At the individual level, this work reframes sickle cell disease as not only a problem of oxygen delivery but also a disorder of cumulative vascular injury. Even when blood continues to move, repeated mechanical insults can quietly damage vessels in the brain, lungs, kidneys and other organs. The study also sheds light on why complications often cluster in specific regions of the circulation rather than appearing uniformly throughout the body. Vessel geometry, including branch diameter and angle of divergence, can amplify these effects and create persistent hot spots of stress. 

Graham said that the findings suggest new directions for therapy. Instead of focusing solely on preventing outright blockages, future treatments might aim to change how red blood cells distribute themselves within flowing blood. Drugs that soften cells, reduce dehydration or lessen their tendency to migrate toward vessel walls could lower harmful mechanical stress even if overall flow rates stay the same. Microfluidic devices inspired by this work might allow clinicians to test how an individual patient’s blood behaves under different conditions, opening the door to more personalized treatment strategies.  

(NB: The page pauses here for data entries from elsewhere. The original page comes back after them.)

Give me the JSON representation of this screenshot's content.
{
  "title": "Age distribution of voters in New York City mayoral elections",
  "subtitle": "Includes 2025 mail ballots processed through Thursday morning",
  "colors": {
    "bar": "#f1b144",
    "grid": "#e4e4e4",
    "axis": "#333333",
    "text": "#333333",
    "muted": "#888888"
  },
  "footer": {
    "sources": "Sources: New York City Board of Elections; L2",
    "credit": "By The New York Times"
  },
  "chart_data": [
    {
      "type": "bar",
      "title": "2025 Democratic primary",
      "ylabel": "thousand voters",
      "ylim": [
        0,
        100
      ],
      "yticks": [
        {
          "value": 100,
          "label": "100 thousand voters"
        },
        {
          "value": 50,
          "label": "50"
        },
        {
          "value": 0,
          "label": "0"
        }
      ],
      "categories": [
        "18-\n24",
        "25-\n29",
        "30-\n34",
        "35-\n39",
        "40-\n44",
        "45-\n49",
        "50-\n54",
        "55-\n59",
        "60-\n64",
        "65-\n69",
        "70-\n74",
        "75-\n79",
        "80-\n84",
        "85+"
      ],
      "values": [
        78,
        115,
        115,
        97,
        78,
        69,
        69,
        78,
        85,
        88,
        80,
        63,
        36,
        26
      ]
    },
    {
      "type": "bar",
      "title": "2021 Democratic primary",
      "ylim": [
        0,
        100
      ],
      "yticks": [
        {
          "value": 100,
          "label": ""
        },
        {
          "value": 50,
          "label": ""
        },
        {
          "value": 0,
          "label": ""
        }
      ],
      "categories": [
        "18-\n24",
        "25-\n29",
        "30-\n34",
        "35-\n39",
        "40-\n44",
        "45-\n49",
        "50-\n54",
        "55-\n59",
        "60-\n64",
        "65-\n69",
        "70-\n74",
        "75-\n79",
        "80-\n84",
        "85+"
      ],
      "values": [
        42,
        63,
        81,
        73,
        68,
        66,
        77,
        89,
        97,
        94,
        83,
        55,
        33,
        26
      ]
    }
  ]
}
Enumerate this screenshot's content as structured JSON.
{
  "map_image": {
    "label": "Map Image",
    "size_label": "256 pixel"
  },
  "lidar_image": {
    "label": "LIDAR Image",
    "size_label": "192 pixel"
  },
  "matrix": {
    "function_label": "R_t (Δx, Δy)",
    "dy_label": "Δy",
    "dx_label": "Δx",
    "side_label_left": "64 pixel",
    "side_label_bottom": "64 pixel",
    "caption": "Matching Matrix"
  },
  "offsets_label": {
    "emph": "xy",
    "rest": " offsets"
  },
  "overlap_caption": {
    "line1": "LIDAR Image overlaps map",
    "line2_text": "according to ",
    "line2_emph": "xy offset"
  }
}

“Our research does not offer an immediate cure, but it provides a clearer map of how microscopic events translate into long-term harm,” Graham said. “With the help of SDSC’s Expanse system, we have connected the repeated wrong turns of sickle cells at the smallest junctions of the circulatory system to the real-world suffering of patients. Our work shows how damage can accumulate silently and why managing sickle cell disease requires more than simply maintaining blood flow.” 

Allocations on SDSC’s Expanse were supported by NSF ACCESS (allocation nos. MCB190100 and PHY240144).